Friday, December 04, 2009

Ralph Johnson on learning to program

In general, there are 2 types of books. There is theory books and there is practical books. You can learn theory from a book. You cannot learn anything practical from a book. You learn practical things by practicing. Practical books are great, you read them, they tell you some ideas, but they tell you ideas of things to practice and you have to go off and practice it. It's only after you practice that you actually know. Then you'll say "Oh, now I know what that guy meant when he said that!"

That's how you learn. You only learn that stuff by doing. It's like any program - you can't actually learn to program by reading a book. Of course you read the book, but you have to get to the system and you write little programs and you write bigger and bigger programs and after a while you know how to program in the language, but you've got to do it to learn. You are not really going to learn by just reading the book.

When I was young I was a sort of person who listened to older people. Some young people don't, but I was a young person who did, but even so, they would tell me a lot of things. I would remember it, I wasn't like I disbelieved them, but it just a little bit hard to believe and I wasn't sure. Now, I'm over 50 and a lot of stuff makes an awful lot more sense to me and I say "Those old guys were right when telling me things", but you can't until you live it, until you go through it yourself, you really can't know it for sure.

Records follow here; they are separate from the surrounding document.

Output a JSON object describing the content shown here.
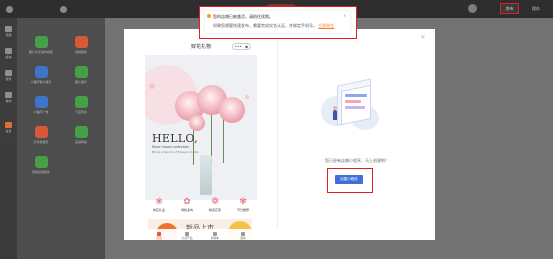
{
  "topbar": {
    "left_item_1": "",
    "left_item_2": "",
    "publish_label": "发布",
    "save_label": "保存"
  },
  "notice": {
    "line1": "您的店铺已被激活，请前往续期。",
    "line2": "如果您想要快速发布，需要完成实名认证，并绑定手机号。",
    "link": "立即前往"
  },
  "leftnav": [
    "页面",
    "模块",
    "组件",
    "素材",
    "设置"
  ],
  "templates": [
    {
      "label": "图片文字组件模板",
      "color": "#46a047"
    },
    {
      "label": "视频组件",
      "color": "#d65a3a"
    },
    {
      "label": "小程序客户展示",
      "color": "#3f74c9"
    },
    {
      "label": "图片展示",
      "color": "#46a047"
    },
    {
      "label": "小程序广告",
      "color": "#3f74c9"
    },
    {
      "label": "门店列表",
      "color": "#46a047"
    },
    {
      "label": "分享类组件",
      "color": "#d65a3a"
    },
    {
      "label": "店铺导航",
      "color": "#46a047"
    },
    {
      "label": "营销活动组件",
      "color": "#46a047"
    }
  ],
  "phone": {
    "title": "鲜花礼物",
    "ctrl_more": "•••",
    "ctrl_close": "◉",
    "hero_hello": "HELLO,",
    "hero_sub": "Rose mood collection",
    "hero_sub2": "Bring a bloom of flowers to life",
    "categories": [
      {
        "icon": "❀",
        "label": "鲜花礼盒"
      },
      {
        "icon": "✿",
        "label": "绿植多肉"
      },
      {
        "icon": "❁",
        "label": "精选花束"
      },
      {
        "icon": "✾",
        "label": "节日推荐"
      }
    ],
    "banner_text": "新品上市",
    "tabs": [
      {
        "label": "首页",
        "active": true
      },
      {
        "label": "全部产品",
        "active": false
      },
      {
        "label": "购物车",
        "active": false
      },
      {
        "label": "我的",
        "active": false
      }
    ]
  },
  "modal": {
    "close": "×",
    "prompt": "您已经有店铺小程序，马上创建吧！",
    "create_button": "创建小程序"
  }
}
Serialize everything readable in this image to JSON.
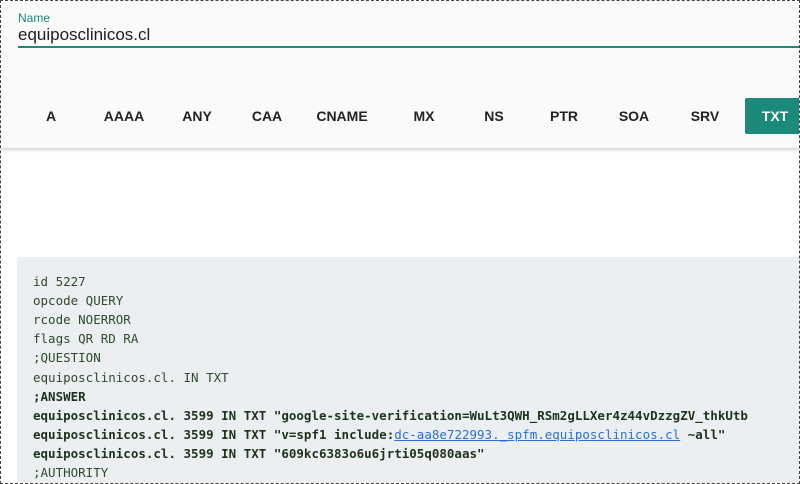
{
  "form": {
    "name_label": "Name",
    "name_value": "equiposclinicos.cl"
  },
  "record_types": [
    "A",
    "AAAA",
    "ANY",
    "CAA",
    "CNAME",
    "MX",
    "NS",
    "PTR",
    "SOA",
    "SRV",
    "TXT"
  ],
  "active_record_type": "TXT",
  "colors": {
    "accent": "#1b8a7a",
    "link": "#2a6fd6",
    "panel": "#eceff1"
  },
  "response": {
    "id_line": "id 5227",
    "opcode_line": "opcode QUERY",
    "rcode_line": "rcode NOERROR",
    "flags_line": "flags QR RD RA",
    "question_header": ";QUESTION",
    "question_line": "equiposclinicos.cl. IN TXT",
    "answer_header": ";ANSWER",
    "answer_1": "equiposclinicos.cl. 3599 IN TXT \"google-site-verification=WuLt3QWH_RSm2gLLXer4z44vDzzgZV_thkUtb",
    "answer_2_prefix": "equiposclinicos.cl. 3599 IN TXT \"v=spf1 include:",
    "answer_2_link": "dc-aa8e722993._spfm.equiposclinicos.cl",
    "answer_2_suffix": " ~all\"",
    "answer_3": "equiposclinicos.cl. 3599 IN TXT \"609kc6383o6u6jrti05q080aas\"",
    "authority_header": ";AUTHORITY"
  }
}
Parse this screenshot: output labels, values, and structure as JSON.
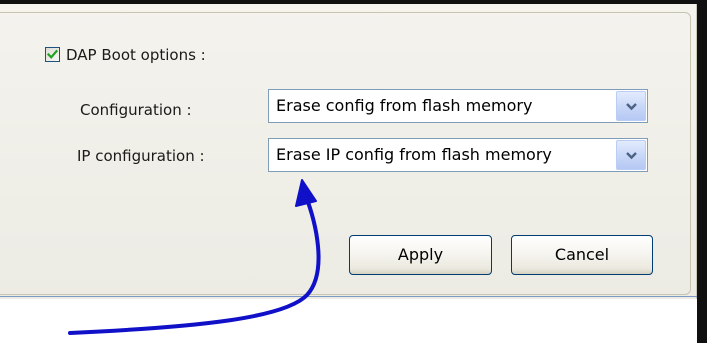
{
  "dap_boot": {
    "checkbox_label": "DAP Boot options :",
    "checked": true
  },
  "configuration": {
    "label": "Configuration :",
    "value": "Erase config from flash memory"
  },
  "ip_configuration": {
    "label": "IP configuration :",
    "value": "Erase IP config from flash memory"
  },
  "buttons": {
    "apply": "Apply",
    "cancel": "Cancel"
  },
  "icons": {
    "checkbox": "check-icon",
    "dropdown": "chevron-down-icon"
  },
  "colors": {
    "panel_background": "#efeee7",
    "check_green": "#21a121",
    "combo_border": "#7f9db9",
    "button_border": "#003c74",
    "annotation_arrow": "#1010c8",
    "frame": "#101010"
  }
}
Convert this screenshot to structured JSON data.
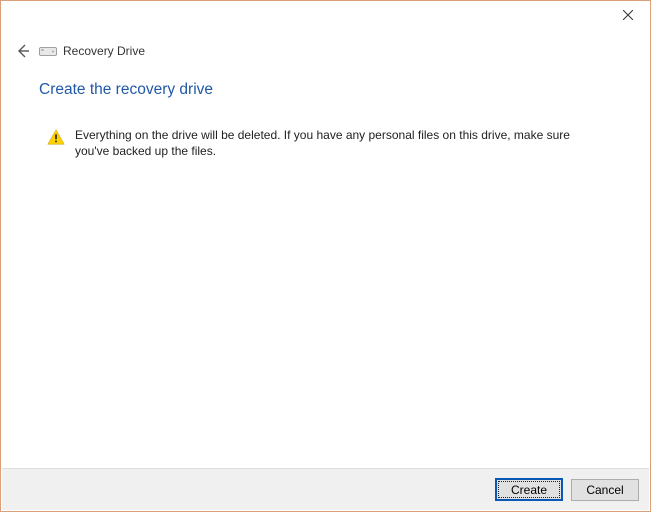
{
  "window": {
    "title": "Recovery Drive"
  },
  "page": {
    "heading": "Create the recovery drive",
    "warning": "Everything on the drive will be deleted. If you have any personal files on this drive, make sure you've backed up the files."
  },
  "footer": {
    "primary": "Create",
    "cancel": "Cancel"
  },
  "colors": {
    "heading": "#2158a8",
    "warning_icon_fill": "#ffd200",
    "warning_icon_stroke": "#8a6d00"
  }
}
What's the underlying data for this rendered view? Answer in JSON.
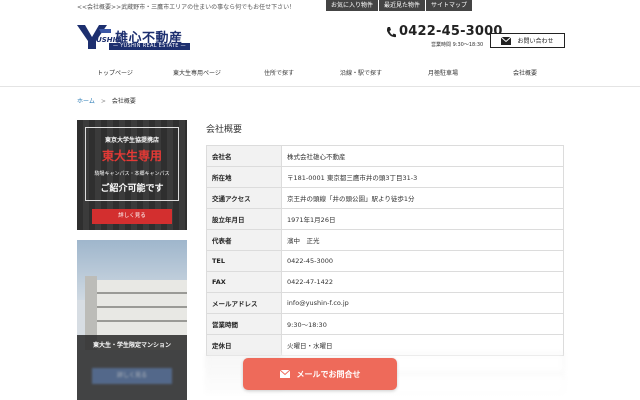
{
  "header": {
    "tagline": "<<会社概要>>武蔵野市・三鷹市エリアの住まいの事なら何でもお任せ下さい！",
    "top_links": [
      {
        "label": "お気に入り物件"
      },
      {
        "label": "最近見た物件"
      },
      {
        "label": "サイトマップ"
      }
    ],
    "logo": {
      "brand": "雄心不動産",
      "mark_text": "YUSHIN",
      "sub": "— YUSHIN REAL ESTATE —"
    },
    "phone": "0422-45-3000",
    "hours": "営業時間 9:30〜18:30",
    "contact_label": "お問い合わせ",
    "colors": {
      "brand_navy": "#1d2f6f",
      "accent_red": "#d32f2f",
      "cta_coral": "#ee6a5a"
    }
  },
  "nav": {
    "items": [
      {
        "label": "トップページ"
      },
      {
        "label": "東大生専用ページ"
      },
      {
        "label": "住所で探す"
      },
      {
        "label": "沿線・駅で探す"
      },
      {
        "label": "月極駐車場"
      },
      {
        "label": "会社概要"
      }
    ]
  },
  "breadcrumb": {
    "home": "ホーム",
    "sep": ">",
    "current": "会社概要"
  },
  "sidebar": {
    "banner1": {
      "line1": "東京大学生協提携店",
      "line2": "東大生専用",
      "line3": "駒場キャンパス・本郷キャンパス",
      "line4": "ご紹介可能です",
      "button": "詳しく見る"
    },
    "banner2": {
      "caption": "東大生・学生限定マンション",
      "button": "詳しく見る"
    }
  },
  "main": {
    "title": "会社概要",
    "rows": [
      {
        "label": "会社名",
        "value": "株式会社雄心不動産"
      },
      {
        "label": "所在地",
        "value": "〒181-0001 東京都三鷹市井の頭3丁目31-3"
      },
      {
        "label": "交通アクセス",
        "value": "京王井の頭線「井の頭公園」駅より徒歩1分"
      },
      {
        "label": "設立年月日",
        "value": "1971年1月26日"
      },
      {
        "label": "代表者",
        "value": "濱中　正光"
      },
      {
        "label": "TEL",
        "value": "0422-45-3000"
      },
      {
        "label": "FAX",
        "value": "0422-47-1422"
      },
      {
        "label": "メールアドレス",
        "value": "info@yushin-f.co.jp"
      },
      {
        "label": "営業時間",
        "value": "9:30〜18:30"
      },
      {
        "label": "定休日",
        "value": "火曜日・水曜日"
      }
    ]
  },
  "floating_cta": {
    "label": "メールでお問合せ",
    "icon": "mail-icon"
  }
}
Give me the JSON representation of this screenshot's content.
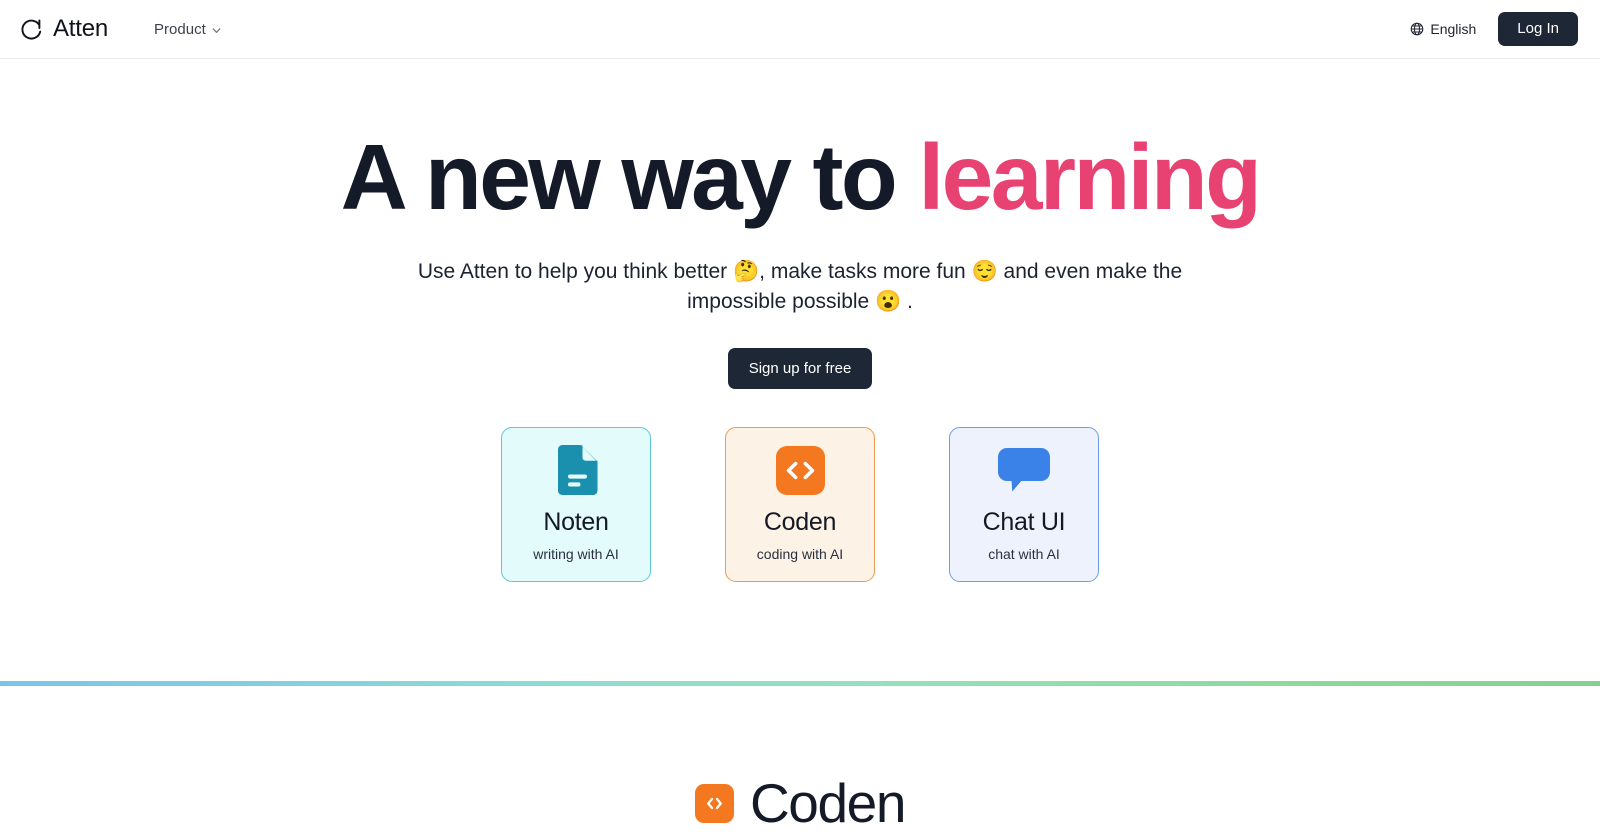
{
  "header": {
    "logo_icon": "atten-mark-icon",
    "brand_name": "Atten",
    "nav": [
      {
        "label": "Product",
        "icon": "chevron-down-icon"
      }
    ],
    "language": {
      "label": "English",
      "icon": "globe-icon"
    },
    "login_label": "Log In"
  },
  "hero": {
    "headline_plain": "A new way to ",
    "headline_accent": "learning",
    "accent_color": "#e84272",
    "subhead": "Use Atten to help you think better 🤔, make tasks more fun 😌 and even make the impossible possible 😮 .",
    "cta_label": "Sign up for free"
  },
  "cards": [
    {
      "title": "Noten",
      "subtitle": "writing with AI",
      "icon": "document-icon",
      "icon_color": "#1a8fae",
      "bg": "#e4fbfb",
      "border": "#5cc6da"
    },
    {
      "title": "Coden",
      "subtitle": "coding with AI",
      "icon": "code-brackets-icon",
      "icon_color": "#f4781f",
      "bg": "#fdf2e6",
      "border": "#eb9a4e"
    },
    {
      "title": "Chat UI",
      "subtitle": "chat with AI",
      "icon": "chat-bubble-icon",
      "icon_color": "#3b82e8",
      "bg": "#eef2fd",
      "border": "#6c9ce6"
    }
  ],
  "divider": {
    "gradient_start": "#7cc3e8",
    "gradient_end": "#86cf92"
  },
  "bottom_section": {
    "logo_icon": "code-brackets-icon",
    "logo_bg": "#f4781f",
    "title": "Coden"
  }
}
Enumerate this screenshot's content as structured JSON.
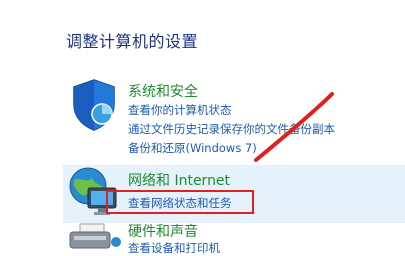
{
  "page": {
    "title": "调整计算机的设置"
  },
  "categories": {
    "security": {
      "title": "系统和安全",
      "links": [
        "查看你的计算机状态",
        "通过文件历史记录保存你的文件备份副本",
        "备份和还原(Windows 7)"
      ],
      "icon": "shield-icon"
    },
    "network": {
      "title": "网络和 Internet",
      "links": [
        "查看网络状态和任务"
      ],
      "icon": "globe-network-icon"
    },
    "hardware": {
      "title": "硬件和声音",
      "links": [
        "查看设备和打印机"
      ],
      "icon": "printer-icon"
    }
  },
  "colors": {
    "title": "#1e3287",
    "category": "#1c8d2e",
    "link": "#1f5bb3",
    "highlight": "#e02020",
    "hover_bg": "#e5f1fb"
  }
}
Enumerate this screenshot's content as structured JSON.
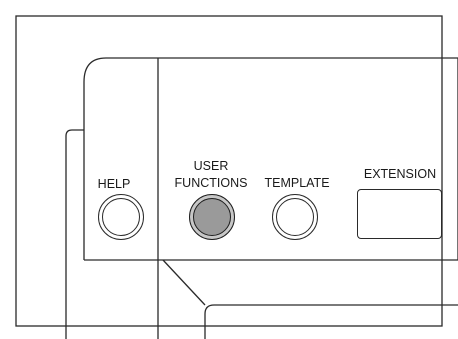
{
  "panel": {
    "help_label": "HELP",
    "user_functions_label_line1": "USER",
    "user_functions_label_line2": "FUNCTIONS",
    "template_label": "TEMPLATE",
    "extension_label": "EXTENSION"
  },
  "colors": {
    "outline": "#2a2a2a",
    "highlight_fill": "#9a9a9a",
    "background": "#ffffff"
  }
}
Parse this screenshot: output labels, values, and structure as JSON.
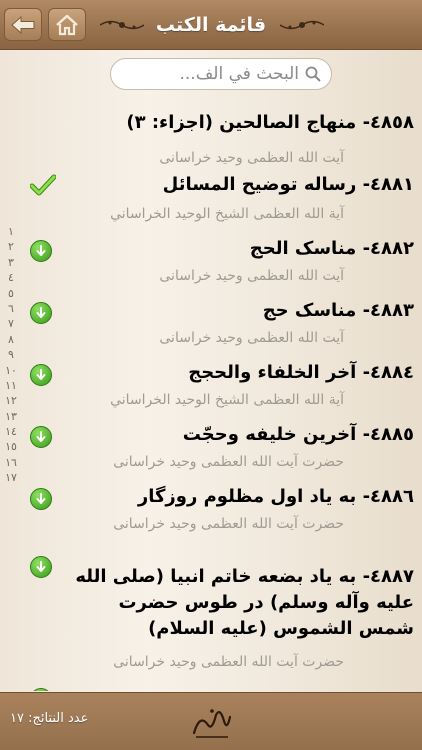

When you get a pattern book, you need to be bold. You need to just try the stuff out and you need to expect you are going to make mistakes, too, so don't try it out when someone's life is on the line. You try it out in the privacy of your own home, where you are not going to damage anybody too much. I think that's actually a problem with industry - companies don't let people just experiment and play around. Everything is "This is production code, we're going live next week and here is a book, read that and figure out how to put it in there." It doesn't matter what the book is on - whether it's going to be a database, or parallel programming, you have to do it 3 or 4 times until you really get comfortable with it and people are always putting this code out there that they just barely figured out how to make it run. That's not smart. Managers should give people more time to get it right before they push it out to the world. Some do, but probably yours doesn't, if yours is like most of them.